Nella scena più famosa di «Orgoglio e pregiudizio», assente nel testo originale, Colin Firth usciva dal lago con la camicia bagnata: divenne un sex symbol. Lei flirta spesso col sesso nelle sue serie, più ancora in «Sanditon». Addirittura, «Guerra e pace» aveva scatenato una polemica preventiva tra gli storici. Salvo poi guardarla e scoprire che non era affatto scandalosa. Un po’ di marketing?
«Le convenzioni dell’Ottocento volevano che non si scrivesse di sesso. Questo non vuol dire che non ci fosse: è lì, tra le righe, insieme ai soldi, al potere e all’amore, forze in gioco di tutti questi romanzi. Io tiro semplicemente fuori ciò che è implicito. E leggendo attentamente Guerra e pace si capisce che Nataša è a un passo dall’essere sedotta da Anatole. Per non parlare di George Eliot. In Austen ci sono un sacco di allusioni a ragazze minorenni che vengono sedotte: lei era solo troppo discreta per scrivere vere e proprie scene di sesso. Molti scrittori dell’Ottocento si sarebbero spinti ben oltre se la società l’avesse permesso».
Ma perché le piacciono i romanzi dell’Ottocento?
«Prima di diventare sceneggiatore insegnavo letteratura: ogni giorno dovevo rendere quei romanzi reali affinché i miei studenti se ne interessassero. Ma la verità è che sono molto vecchio e non mi succede mai niente, ecco perché mi occupo di adattamenti. I miei figli hanno cinquant’anni e fanno le loro vite; il massimo dell’emozione, per me, è litigare con un elettrodomestico. Identificarmi con un diciassettenne mi fa sentire giovane. All’inizio della carriera, quando facevo il drammaturgo, molto di ciò che scrivevo era originale, spesso autobiografico. Avevo un sacco di idee in testa, poi come succede ho finito il materiale. La mia prima pièce, scritta per la radio, nel 1964, era ispirata ai miei anni da insegnante. Purtroppo il preside minacciò di farci causa e tutto saltò».
I suoi progetti futuri?
«Ho curato l’adattamento de Il ragazzo giusto, il romanzo di Vikram Seth ambientato in India negli anni Cinquanta, sugli schermi inglesi da qualche giorno per la regia di Mira Nair. E sto ultimando la sceneggiatura dei romanzi del Coniglio di John Updike: un totale di dodici ore di tv. Ma ciò a cui più di tutto vorrei dedicarmi è una biografia di Charles Dickens, di cui ho adattato Casa
desolata e La piccola Dorrit. Era un uomo affascinante, con una vita piena di mistero, nella mezza età impazzì. Ed è molto contemporaneo oggi che il divario fra ricchi e poveri si allarga e tanta gente si ritrova per strada senza nulla da mangiare».

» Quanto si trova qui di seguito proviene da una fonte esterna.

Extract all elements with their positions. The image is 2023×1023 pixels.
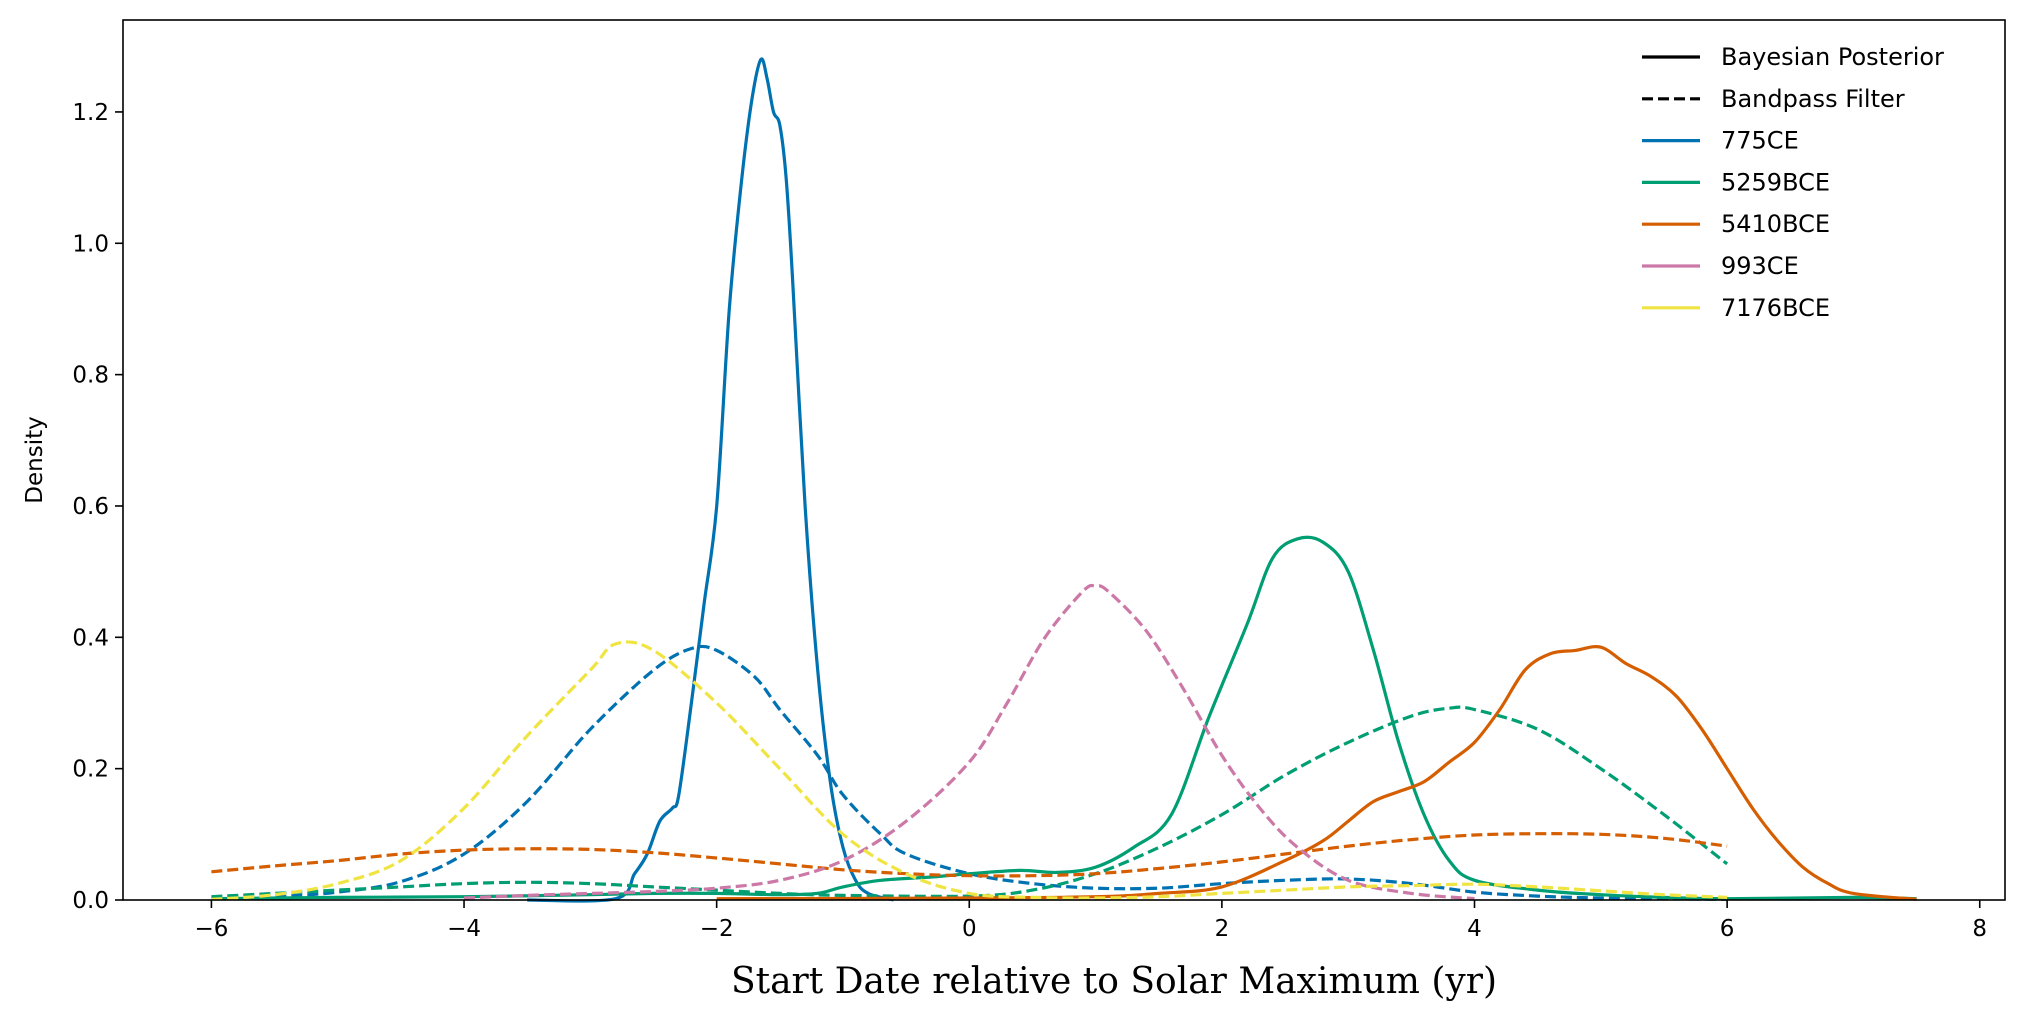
legend-label: 5410BCE [1721, 210, 1830, 238]
legend-label: 775CE [1721, 127, 1799, 155]
y-tick-label: 0.6 [72, 494, 109, 520]
x-axis-title: Start Date relative to Solar Maximum (yr… [731, 961, 1497, 1002]
x-tick-label: 8 [1972, 916, 1987, 942]
series-7176bce-bandpass [211, 640, 1728, 901]
y-tick-label: 1.2 [72, 100, 109, 126]
plot-frame [122, 19, 2006, 901]
ticks-layer: −6 −4 −2 0 2 4 6 8 0.0 0.2 0.4 0.6 0.8 1.0 1.2 [72, 100, 1987, 942]
x-tick-label: 0 [962, 916, 977, 942]
x-tick-label: 4 [1467, 916, 1482, 942]
y-tick-label: 0.8 [72, 363, 109, 389]
series-775ce-bandpass [211, 644, 1728, 901]
y-tick-label: 1.0 [72, 231, 109, 257]
y-tick-label: 0.4 [72, 625, 109, 651]
x-tick-label: −4 [447, 916, 481, 942]
legend: Bayesian Posterior Bandpass Filter 775CE 52… [1642, 43, 1944, 322]
x-tick-label: 2 [1215, 916, 1230, 942]
y-tick-label: 0.2 [72, 757, 109, 783]
series-993ce-bandpass [463, 583, 1475, 901]
legend-label: Bayesian Posterior [1721, 43, 1944, 71]
legend-label: Bandpass Filter [1721, 85, 1905, 113]
legend-label: 5259BCE [1721, 168, 1830, 196]
x-tick-label: −6 [194, 916, 228, 942]
y-axis-title: Density [22, 416, 48, 503]
series-layer [211, 57, 1917, 903]
x-tick-label: −2 [700, 916, 734, 942]
legend-label: 993CE [1721, 252, 1799, 280]
x-tick-label: 6 [1720, 916, 1735, 942]
series-5410bce-bandpass [211, 832, 1728, 878]
series-775ce-posterior [527, 57, 894, 903]
series-5259bce-bandpass [211, 705, 1729, 899]
series-5410bce-posterior [716, 645, 1917, 901]
legend-label: 7176BCE [1721, 294, 1830, 322]
series-5259bce-posterior [211, 535, 1917, 901]
y-tick-label: 0.0 [72, 888, 109, 914]
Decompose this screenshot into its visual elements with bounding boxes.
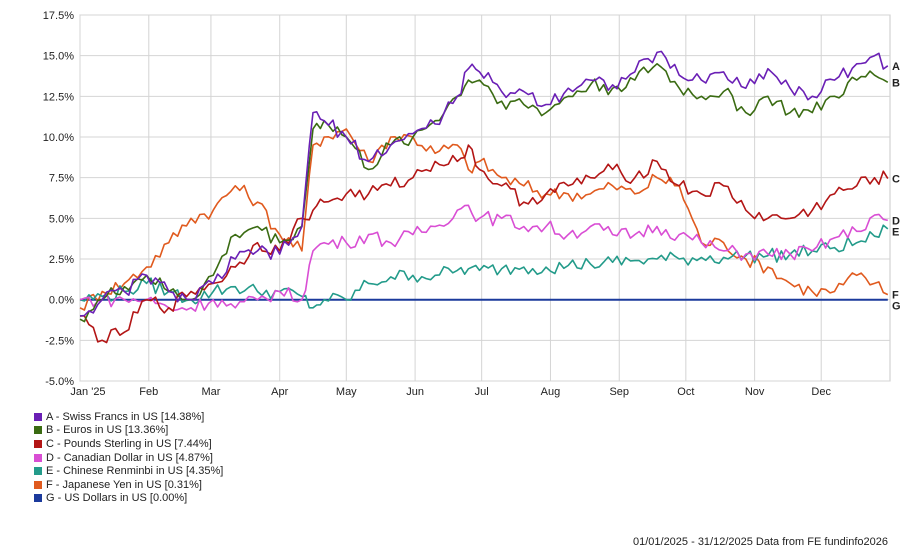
legend-label: A - Swiss Francs in US [14.38%]: [46, 410, 205, 423]
series-end-label-e: E: [892, 226, 899, 238]
legend-item-c: C - Pounds Sterling in US [7.44%]: [34, 437, 223, 451]
x-tick-label: Jul: [475, 386, 489, 398]
y-tick-label: 10.0%: [43, 132, 74, 144]
series-line-f: [79, 128, 889, 311]
series-line-a: [79, 50, 889, 317]
series-line-b: [79, 63, 889, 323]
series-end-label-c: C: [892, 174, 900, 186]
legend-item-d: D - Canadian Dollar in US [4.87%]: [34, 451, 223, 465]
legend-swatch: [34, 439, 42, 448]
x-tick-label: Apr: [271, 386, 288, 398]
legend-swatch: [34, 480, 42, 489]
legend-item-e: E - Chinese Renminbi in US [4.35%]: [34, 464, 223, 478]
legend-swatch: [34, 453, 42, 462]
series-end-label-g: G: [892, 301, 900, 313]
x-tick-label: Feb: [139, 386, 158, 398]
y-tick-label: 7.5%: [49, 173, 74, 185]
y-tick-label: 0.0%: [49, 295, 74, 307]
footer-note: 01/01/2025 - 31/12/2025 Data from FE fun…: [632, 536, 888, 548]
x-tick-label: May: [336, 386, 357, 398]
series-line-c: [80, 144, 889, 344]
legend-label: F - Japanese Yen in US [0.31%]: [46, 478, 202, 491]
y-tick-label: -5.0%: [45, 376, 74, 388]
series-end-label-d: D: [892, 215, 900, 227]
y-tick-label: -2.5%: [45, 335, 74, 347]
x-tick-label: Sep: [609, 386, 629, 398]
x-tick-label: Nov: [745, 386, 765, 398]
legend-item-f: F - Japanese Yen in US [0.31%]: [34, 478, 223, 492]
series-end-label-a: A: [892, 61, 900, 73]
legend-swatch: [34, 426, 42, 435]
series-end-label-b: B: [892, 77, 900, 89]
legend-swatch: [34, 467, 42, 476]
y-tick-label: 15.0%: [43, 51, 74, 63]
y-tick-label: 2.5%: [49, 254, 74, 266]
series-line-e: [79, 224, 889, 309]
series-line-d: [79, 204, 888, 312]
legend-swatch: [34, 494, 42, 503]
y-tick-label: 12.5%: [43, 91, 74, 103]
y-tick-label: 17.5%: [43, 10, 74, 22]
y-tick-label: 5.0%: [49, 213, 74, 225]
x-tick-label: Oct: [677, 386, 694, 398]
legend-label: G - US Dollars in US [0.00%]: [46, 492, 188, 505]
legend-label: D - Canadian Dollar in US [4.87%]: [46, 451, 213, 464]
chart-area: 17.5% 15.0% 12.5% 10.0% 7.5% 5.0% 2.5% 0.0% -2.5…: [43, 10, 900, 398]
x-tick-label: Jun: [406, 386, 424, 398]
line-chart: 17.5% 15.0% 12.5% 10.0% 7.5% 5.0% 2.5% 0.0% -2.5…: [43, 10, 900, 398]
x-tick-label: Jan '25: [70, 386, 105, 398]
legend-swatch: [34, 412, 42, 421]
legend-label: C - Pounds Sterling in US [7.44%]: [46, 437, 212, 450]
legend-label: B - Euros in US [13.36%]: [46, 424, 169, 437]
x-tick-label: Mar: [201, 386, 220, 398]
legend-item-a: A - Swiss Francs in US [14.38%]: [34, 410, 223, 424]
x-tick-label: Dec: [811, 386, 831, 398]
series-end-label-f: F: [892, 290, 899, 302]
legend-item-g: G - US Dollars in US [0.00%]: [34, 492, 223, 506]
legend-label: E - Chinese Renminbi in US [4.35%]: [46, 465, 224, 478]
legend: A - Swiss Francs in US [14.38%] B - Euros…: [34, 410, 223, 505]
x-tick-label: Aug: [541, 386, 561, 398]
legend-item-b: B - Euros in US [13.36%]: [34, 424, 223, 438]
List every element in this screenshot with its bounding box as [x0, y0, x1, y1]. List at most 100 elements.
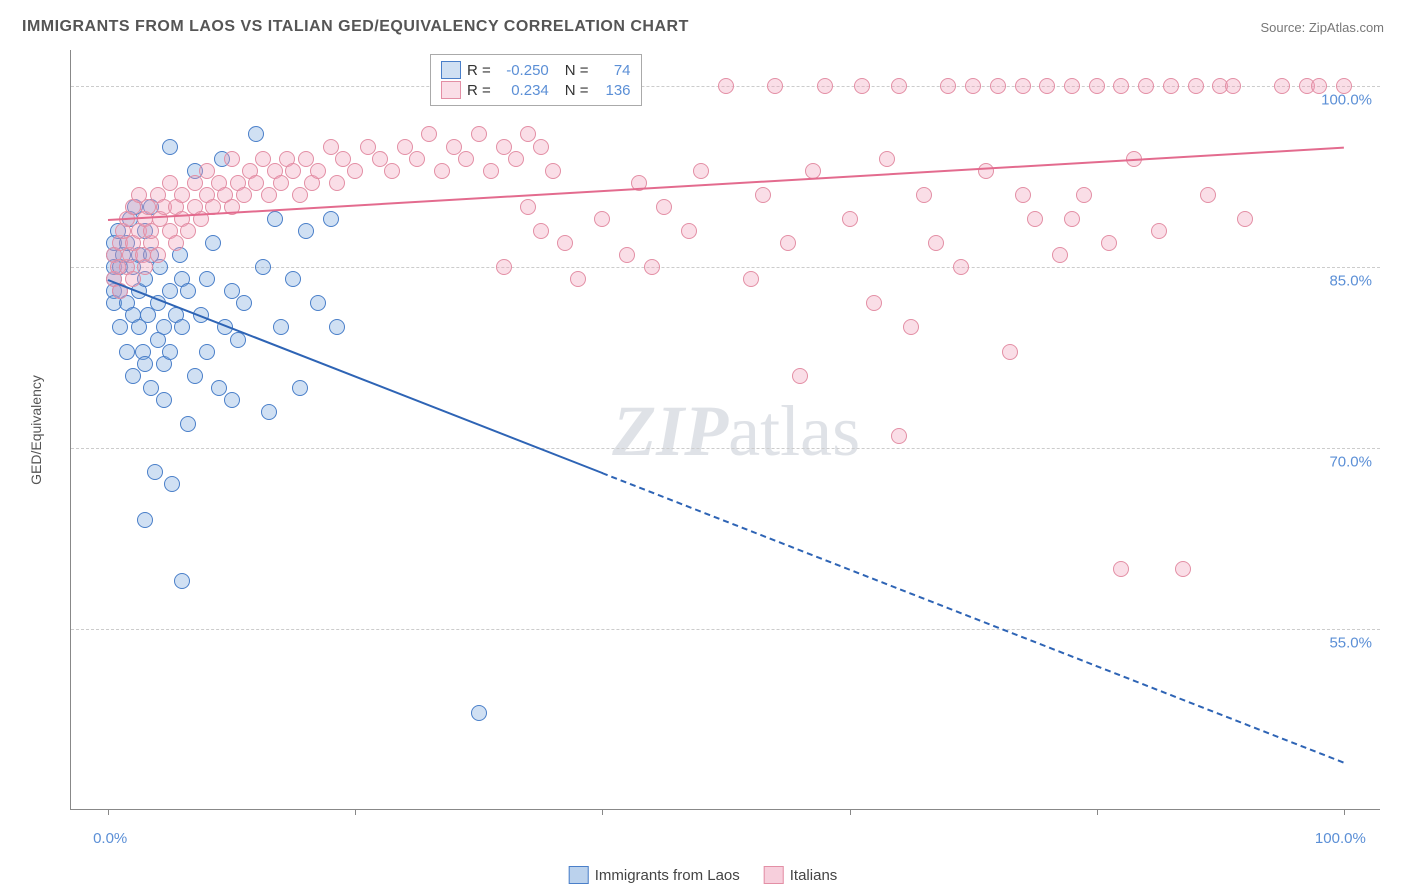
data-point: [119, 344, 135, 360]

Lei ha scritto l’originale «House of Cards» britannica. Come le è sembrata la versione americana?
«Mi è piaciuta moltissimo. E mi hanno dato un sacco di soldi. Facevo binge-watching a ogni stagione, anche se preferisco ancora guardare le serie di settimana in settimana. Mi piace che se ne possa parlare tra un episodio e l’altro, l’attesa cresce. Il binge-watching invece è gratificazione istantanea e i personaggi ne risentono. Certo, con la Brexit e i politici che ci ritroviamo ci sarebbe tanto materiale per un revival di House of Cards… ».